Очарованию Эллады содействовал и гекзаметр, придававший пленительную торжественность эллинской речи. Я погрузился в мифологию еще с большей страстностью, чем в казачество. Мое новое увлечение не питалось никакими национальными чувствами. Величие античного мира имело самодовлеющую привлекательную силу. Я прочел ряд книг по мифологии и в отрывках «Илиаду». «Одиссею» я слушал у Навашиных. Читал и трагиков — Эсхила, Софокла, Еврипида в издании «Дешевой библиотеки» Суворина. Моими любимцами были Орест и отец его Агамемнон, а также Гектор. Я не мог без трепета читать о прощании его с Андромахой. Но чем прельстили меня Орест с Агамемноном? Трагичностью своей судьбы? Я помню, как сжималось мое сердце, когда я читал о возвращении на родину Атрида после десятилетнего отсутствия и о гибели его от коварной и неверной жены. Особенно волновала меня фраза «радостно вождь Агамемнон землю родную объемлет», а потом горькая жалоба его тени: «И убили меня, как быка убивают при яслях». Позднее я полюбил Британика — из-за его гибели от сводного брата Нерона, герцога Кларенса — «вином проклятым смытого с мира» по приказу брата Ричарда и, в особенности, невольного клятвопреступника, последнего саксонского короля Гарольда, погибшего со всеми своими братьями на Гастингском поле. В сущности никто из моих любимцев не отличался какими-либо доблестями. Мои симпатии вызывала трагичность их судьбы, а следовательно, в основе моей симпатии лежала жалость — чувство, сыгравшее большую роль в моей жизни, в моих взглядах и поступках. Но я забежал вперед — 1899—1900 годы стояли у меня под знаком Эллады. Я ознакомился с картой Греции и архипелага, всюду искал изображения богов и героев. Лучезарный мир Эллады ослеплял меня своей красотой, и мне хотелось поклониться его богам наравне с Христом, как Александру Северу.

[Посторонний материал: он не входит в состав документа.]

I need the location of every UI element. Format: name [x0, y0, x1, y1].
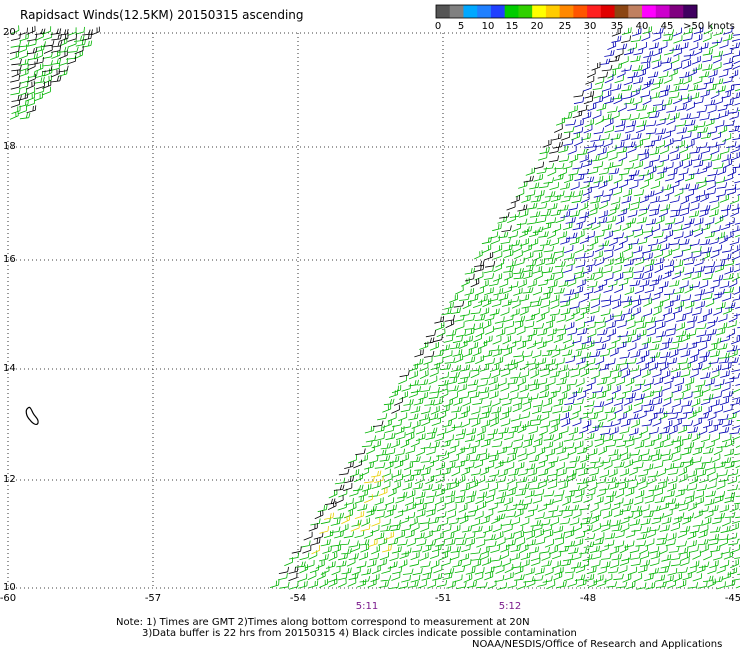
colorbar-swatch [532, 5, 547, 18]
longitude-tick-label: -54 [289, 593, 307, 604]
wind-barb-blue [559, 26, 740, 436]
colorbar-label: 40 [635, 21, 649, 32]
colorbar-label: 5 [457, 21, 465, 32]
longitude-tick-label: -51 [434, 593, 452, 604]
latitude-tick-label: 20 [3, 27, 16, 38]
wind-barb-yellow [311, 470, 394, 555]
colorbar-swatch [504, 5, 519, 18]
colorbar-swatch [683, 5, 698, 18]
colorbar-label: 0 [434, 21, 442, 32]
longitude-tick-label: -48 [579, 593, 597, 604]
colorbar-swatch [669, 5, 684, 18]
latitude-tick-label: 12 [3, 474, 16, 485]
wind-barb-green [9, 25, 740, 590]
colorbar-label: 35 [610, 21, 624, 32]
colorbar-label: 45 [660, 21, 674, 32]
colorbar-swatch [573, 5, 588, 18]
colorbar-swatch [449, 5, 464, 18]
wind-speed-colorbar [435, 4, 698, 19]
colorbar-swatch [628, 5, 643, 18]
colorbar-swatch [477, 5, 492, 18]
note-line-3: NOAA/NESDIS/Office of Research and Appli… [472, 639, 723, 650]
latitude-tick-label: 16 [3, 254, 16, 265]
note-line-2: 3)Data buffer is 22 hrs from 20150315 4)… [142, 628, 577, 639]
latitude-tick-label: 14 [3, 363, 16, 374]
colorbar-swatch [436, 5, 451, 18]
map-title: Rapidsact Winds(12.5KM) 20150315 ascendi… [20, 8, 304, 22]
time-label-first: 5:11 [355, 601, 379, 612]
colorbar-label: 20 [530, 21, 544, 32]
colorbar-label: >50 knots [683, 21, 735, 32]
colorbar-swatch [655, 5, 671, 18]
colorbar-swatch [545, 5, 561, 18]
wind-barb-black [9, 25, 631, 582]
colorbar-swatch [587, 5, 602, 18]
colorbar-swatch [642, 5, 657, 18]
colorbar-label: 10 [481, 21, 495, 32]
colorbar-swatch [614, 5, 629, 18]
colorbar-label: 25 [558, 21, 572, 32]
wind-barbs [9, 25, 740, 590]
colorbar-swatch [518, 5, 533, 18]
colorbar-label: 30 [583, 21, 597, 32]
latitude-tick-label: 18 [3, 141, 16, 152]
longitude-tick-label: -57 [144, 593, 162, 604]
colorbar-swatch [463, 5, 478, 18]
time-label-second: 5:12 [498, 601, 522, 612]
colorbar-swatch [490, 5, 506, 18]
note-line-1: Note: 1) Times are GMT 2)Times along bot… [116, 617, 530, 628]
colorbar-swatch [559, 5, 574, 18]
longitude-tick-label: -45 [724, 593, 740, 604]
longitude-tick-label: -60 [0, 593, 17, 604]
island-outline [25, 406, 39, 426]
colorbar-label: 15 [505, 21, 519, 32]
colorbar-swatch [600, 5, 616, 18]
latitude-tick-label: 10 [3, 582, 16, 593]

По вечерам, ложась спасть, я произносил имена героев, и самый звук их доставлял мне неописуемое наслаждение. Летом 1900 года я услышал, как мой сосед по даче учил наизусть по-гречески начало «Одиссеи», и я до сих пор помню эти строки.
Теперь я думаю: мир Эллады оттого увлек меня, что он переносил меня на южный берег Крыма, в родные места, туда, где Орест и Пилад были спасены Ифигенией. И не случайно моей любимой богиней была Артемида, храм которой был где-то недалеко от Гурзуфа (Партенит).
Ни Фортунатовы, ни Навашины не разделяли страсти моего увлечения, хотя также читали Гомера и трагиков. Любимцем своим Костя Фортунатов объявил Нестора, а Гриня — Одиссея. Я в этом видел подтрунивание над собой. Болтливый старец — и вдруг лучший из героев. Да разве он герой? (Пенелопа — это другое дело.) А Федя посмеивался и над Гриней: «Улис, у кого ты учился хитрости?» — «У лис».
А мне было даже оскорбительно думать, что герои Эллады были из плоти и крови, а не из мрамора. Я всегда представлял их сверкающими белизною на фоне синего моря или лазурного неба. «Шлемоблещущий Гектор с копьем длиннотенным»! Все это в солнечном сиянии, слепящем взоры. Это был мой мир, и никто из моих друзей не понимал меня.
Несмотря на равнодушие Фортунатовых к моему новому увлечению меня по-прежнему тянуло к ним. Алексей Федорович собирал нас у себя, раздавал нам четвертушки бумаги и хорошо отточенные карандаши: «Ну, господа доктора, рисуйте, а я вам буду читать». И он читал нам из Жуковского, из Некрасова.
Иногда чтение заменялось диктантом, а позднее — переводом латинского автора. Моя дружба с Федей продолжала развиваться. В те годы он часто болел приступами аппендицита, пока ему не вырезали аппендикс. Эта болезнь сближала нас. Федя был неистощим на выдумки. Одна сложная, полная фантазии игра сменяла другую. На смену «похождениям Суркина»3 явилась планета Марс. Мы населили ее всадниками, неразлучными со своими кочями (но не кентаврами). На квадратных листиках рисовались эти марсиане. У каждого из нас было свое государство со своим правительством, с университетами, с судом и войском. Марсиан сменила «Одесса». Появился флот — схематические планы кораблей. В кружках рисовались адмиралы, капитаны, лейтенанты, мичманы, матросы. Был и город Одесса с городским головой, с купцами, с босяками, грузчиками, музыкантами. Тут были и турки, и греки, и итальянцы. Один из мичманов был Федор Фортунатов, другой — Анциферов Николай.